Mówiłem, że Zwierzyniec jest takim centrum rekreacji Roztoczańskiego Parku Narodowego. Może to i prawda, ale dziwi trochę wczesna godzina zamknięcia pubu lokalnego browaru. Browar można również zwiedzać, ale dojeżdżamy na tyle późno, że pozwalamy sobie tylko na małe piwa – po tym czeka nas jeszcze dodatkowy spacer pod górę.

Sam budynek browaru prezentuje się okazale. Wtedy jeszcze miałem nadzieję, że można tam dostać piwo ciekawe w smaku. Wybraliśmy dwa różne – oba okazały się być dość klasyczne w smaku bez żadnych dodatkowych wyczuwalnych i zaskakujących nut. Nie polecam więc specjalnie nie licząc przyjemnej atmosfery stolików przed budynkiem z historią.

Bukowa Góra – nie zapomnij o zakupie biletów!

My następnie wybieramy się ulicą Browarną w górę, która zmienia się w ulicę Plażową. Optymistycznie zakupiłem dzień wcześniej. Bilety możecie kupić online na stronie eParki – oferta Roztoczańskiego PN dostępna jest TUTAJ. Pogoda wprawdzie nie do końca sprzyjała, ale stwierdziliśmy, że zdążymy zamiast przekładać to na jutro. Wejście jak i zejście to 2,5km w jedną stronę. W obie strony to godzina dla osoby sprawnej fizycznie, max dwie dla tych mniej. Na pewno zauważycie sporą drewnianą bramę z napisem „BUKOWA GÓRA” po prawej stronie ulicy Plażowej.

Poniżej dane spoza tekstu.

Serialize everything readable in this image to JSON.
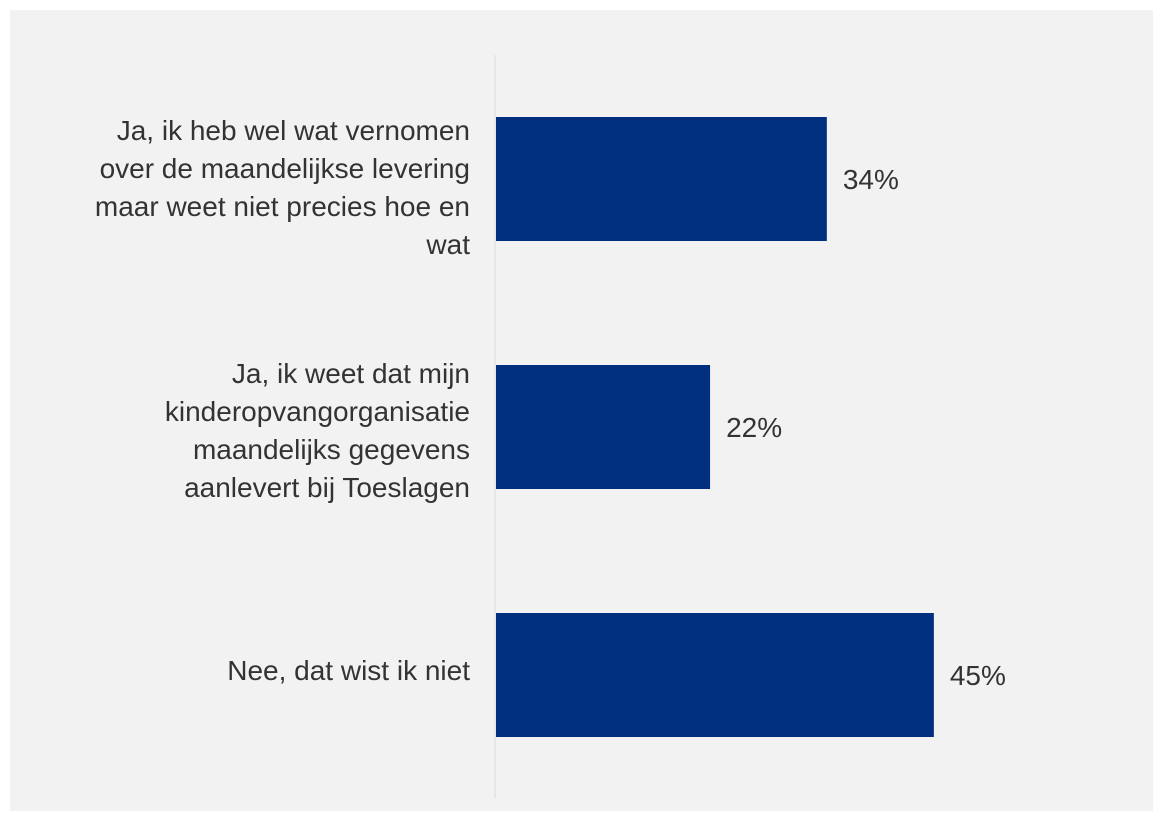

Sama ścieżka w górę prowadzi dużo po schodach więc generalnie jest dość prosta. I gdyby nie mgła to widok z punktu widokowego na szczycie mógłby być świetny. Ale i tak było satysfakcjonująco. Górki, pagórki jak zawsze polecam. Wracamy tą samą drogą.

IMG_4690

Kierujemy się do auta, jutro ma być ładniejsza pogoda to rozejrzymy się bardziej.